A low groan swept through the crowd as one of the captains shook hands with a merchant. That could only mean they’d made a deal for some large portion of his unsold cargo. The Messinan had agreed too quickly. It was common practice among merchant captains to hide rotted cloth in the back.
People continued to gather around the empty piers, waiting for the still-distant late arrivals. Heavyset porters pushed their way through the crowd. One gangly merchant fell off the pier to jeers and laughter.
One of the new arrivals struggled against the sea. Its sails were in good shape, but it still languished a kilometer from shore. Even from a distance, she sensed the crowd’s impatience.
A pit formed in the center of Habidah’s stomach. She’d skipped breakfast. She’d known she wouldn’t be hungry for long. Her team’s observation satellites had tracked the Genoan galley’s meandering journey up and down the Mediterranean. It was one of several merchant galleys, all Genoan, fleeing from farther east. She knew what the ship would look like before she saw it. She’d reviewed the images every morning. There were no mysteries left. Even still, there was a difference between recording and watching the ship with her own eyes.
For a moment, even with the docks’ bustle and jostle, everything seemed so still.
The fisherman said, “If you’re thinking about plunging in and not coming out – there are easier ways to accomplish what you’re looking for. Less painful.”
She looked back at him. He thought she’d come out here to commit suicide. She bit back a sharp word. She couldn’t snap at him for being concerned. Seeing the becalmed ship out there had dampened her mood and even irritability.
Besides, it was important to find out why he’d said it. It could be relevant. “Do many people come here to drown themselves?” she asked.

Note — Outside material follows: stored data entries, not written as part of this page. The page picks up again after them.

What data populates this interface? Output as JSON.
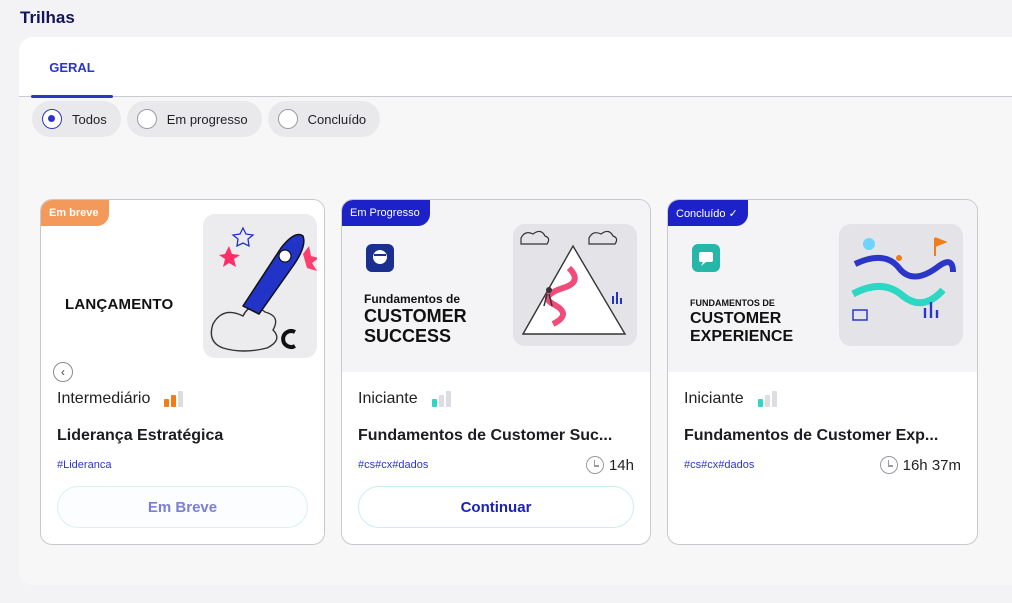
{
  "page": {
    "title": "Trilhas"
  },
  "tabs": [
    {
      "label": "GERAL",
      "active": true
    }
  ],
  "filters": [
    {
      "label": "Todos",
      "selected": true
    },
    {
      "label": "Em progresso",
      "selected": false
    },
    {
      "label": "Concluído",
      "selected": false
    }
  ],
  "cards": [
    {
      "status": "Em breve",
      "banner_title": "LANÇAMENTO",
      "banner_title_small": "",
      "level": "Intermediário",
      "level_bars": 2,
      "name": "Liderança Estratégica",
      "tags": "#Lideranca",
      "duration": "",
      "action": "Em Breve"
    },
    {
      "status": "Em Progresso",
      "banner_title_small": "Fundamentos de",
      "banner_title": "CUSTOMER SUCCESS",
      "level": "Iniciante",
      "level_bars": 1,
      "name": "Fundamentos de Customer Suc...",
      "tags": "#cs#cx#dados",
      "duration": "14h",
      "action": "Continuar"
    },
    {
      "status": "Concluído ✓",
      "banner_title_small": "FUNDAMENTOS DE",
      "banner_title": "CUSTOMER EXPERIENCE",
      "level": "Iniciante",
      "level_bars": 1,
      "name": "Fundamentos de Customer Exp...",
      "tags": "#cs#cx#dados",
      "duration": "16h 37m",
      "action": ""
    }
  ],
  "colors": {
    "accent": "#2b36c9",
    "badge_soon": "#f39a5b",
    "badge_progress": "#1d22c8",
    "level_orange": "#f07d1a",
    "level_teal": "#2ed6c4"
  },
  "icons": [
    "chevron-left-icon",
    "clock-icon",
    "rocket-illustration",
    "mountain-illustration",
    "journey-illustration"
  ]
}
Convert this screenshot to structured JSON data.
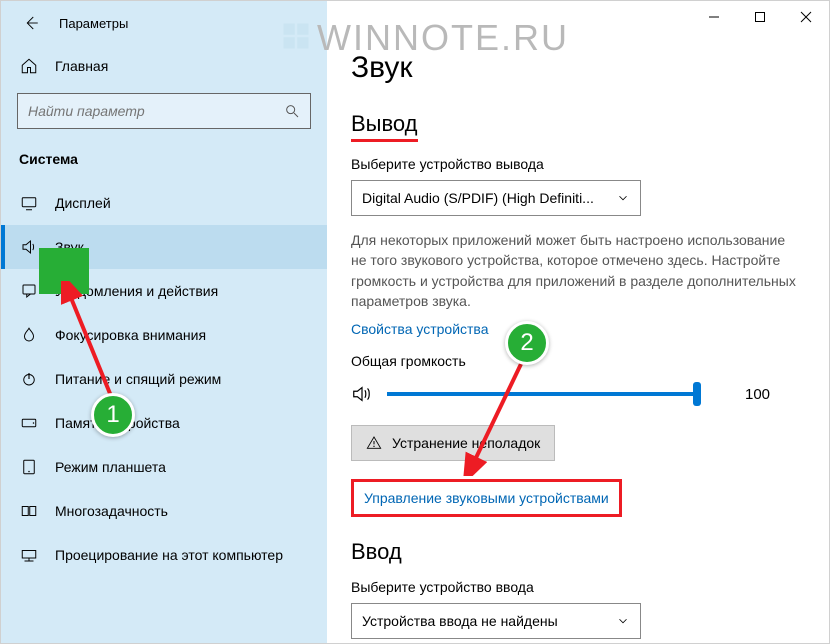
{
  "titlebar": {
    "title": "Параметры"
  },
  "sidebar": {
    "home": "Главная",
    "search_placeholder": "Найти параметр",
    "section": "Система",
    "items": [
      {
        "label": "Дисплей"
      },
      {
        "label": "Звук"
      },
      {
        "label": "Уведомления и действия"
      },
      {
        "label": "Фокусировка внимания"
      },
      {
        "label": "Питание и спящий режим"
      },
      {
        "label": "Память устройства"
      },
      {
        "label": "Режим планшета"
      },
      {
        "label": "Многозадачность"
      },
      {
        "label": "Проецирование на этот компьютер"
      }
    ]
  },
  "main": {
    "heading": "Звук",
    "output_section": "Вывод",
    "output_label": "Выберите устройство вывода",
    "output_device": "Digital Audio (S/PDIF) (High Definiti...",
    "output_desc": "Для некоторых приложений может быть настроено использование не того звукового устройства, которое отмечено здесь. Настройте громкость и устройства для приложений в разделе дополнительных параметров звука.",
    "device_props": "Свойства устройства",
    "volume_label": "Общая громкость",
    "volume_value": "100",
    "troubleshoot": "Устранение неполадок",
    "manage_devices": "Управление звуковыми устройствами",
    "input_section": "Ввод",
    "input_label": "Выберите устройство ввода",
    "input_device": "Устройства ввода не найдены"
  },
  "watermark": "WINNOTE.RU",
  "markers": {
    "one": "1",
    "two": "2"
  }
}
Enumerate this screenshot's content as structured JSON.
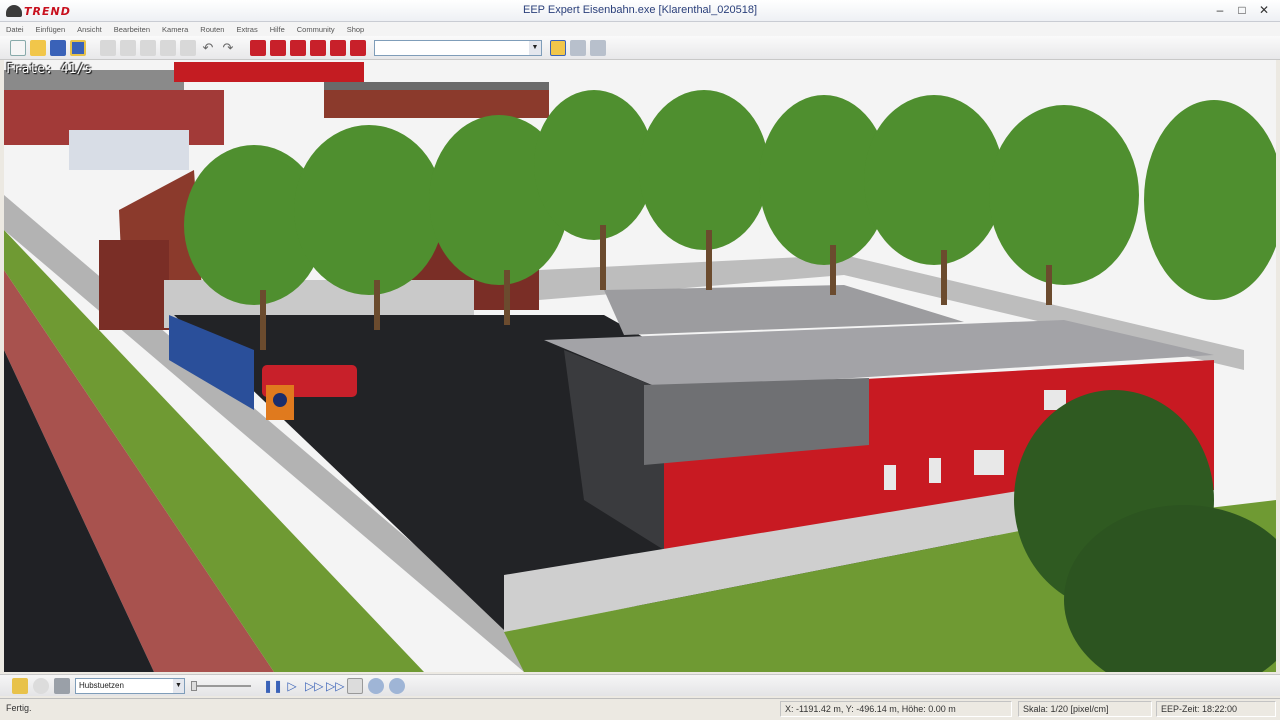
{
  "window": {
    "title": "EEP Expert  Eisenbahn.exe  [Klarenthal_020518]",
    "logo_text": "TREND"
  },
  "menu": [
    "Datei",
    "Einfügen",
    "Ansicht",
    "Bearbeiten",
    "Kamera",
    "Routen",
    "Extras",
    "Hilfe",
    "Community",
    "Shop"
  ],
  "viewport": {
    "frame_rate": "Frate: 41/s"
  },
  "bottom_toolbar": {
    "selected_object": "Hubstuetzen"
  },
  "status": {
    "message": "Fertig.",
    "coordinates": "X: -1191.42 m, Y: -496.14 m, Höhe: 0.00 m",
    "scale": "Skala: 1/20 [pixel/cm]",
    "eep_time": "EEP-Zeit: 18:22:00"
  },
  "colors": {
    "building_red": "#c81a22",
    "grass": "#6f9a33",
    "asphalt": "#222326",
    "tree": "#4f8f2f"
  },
  "icons": {
    "toolbar": [
      "new-file-icon",
      "open-folder-icon",
      "save-icon",
      "save-as-icon",
      "copy-icon",
      "paste-icon",
      "cut-icon",
      "delete-icon",
      "select-icon",
      "undo-icon",
      "redo-icon",
      "track-icon",
      "road-icon",
      "tram-icon",
      "water-icon",
      "control-icon",
      "signal-icon"
    ],
    "bottom": [
      "edit-icon",
      "bulb-icon",
      "camera-icon",
      "pause-icon",
      "play-icon",
      "forward-icon",
      "fast-forward-icon",
      "screen-icon",
      "zoom-in-icon",
      "zoom-out-icon"
    ]
  }
}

“Once in a great while,” he admitted.
There would be many more in the next weeks and months. “Don’t worry about me, sir. There are plenty of women, and men, worse off.”
“I don’t often see many who look as frightened as you did just then.”
She ought to be feeling safer than anyone in Messina. Before she could think of anything to say to that, he asked, “May I hear your name?”
It took her a moment to remember this month’s alias. “Joanna.”
“Joanna…?”
“Just Joanna,” she said. Another time, she would have stopped there. Today was different. She owed him something, even if only an honest answer. “That’s all we decided on. Nobody is supposed to ask about the rest. I’m meant to blend into the background.”
He looked back out to sea, as if what she’d said was entirely reasonable. And then back at her as it sank in. “You sound like you’re a spy.”
The peoples of the coast lived in fear of Muslim pirates, and for good reason. Many of the oarsmen on these galleys were probably Muslim slaves captured in raids on North Africa, and the Muslims returned the favor in kind. Habidah had lightened her naturally dark skin tone specifically for this assignment.
“I just know too much.”
“Most people I find here know too little.” He was trying to brush this off as a joke. He must think her a madwoman. These people had curious ideas about mental illness. If she could convince him that she was in some way blessed, then she might be able to do him a favor. She wasn’t supposed to, but she couldn’t help herself.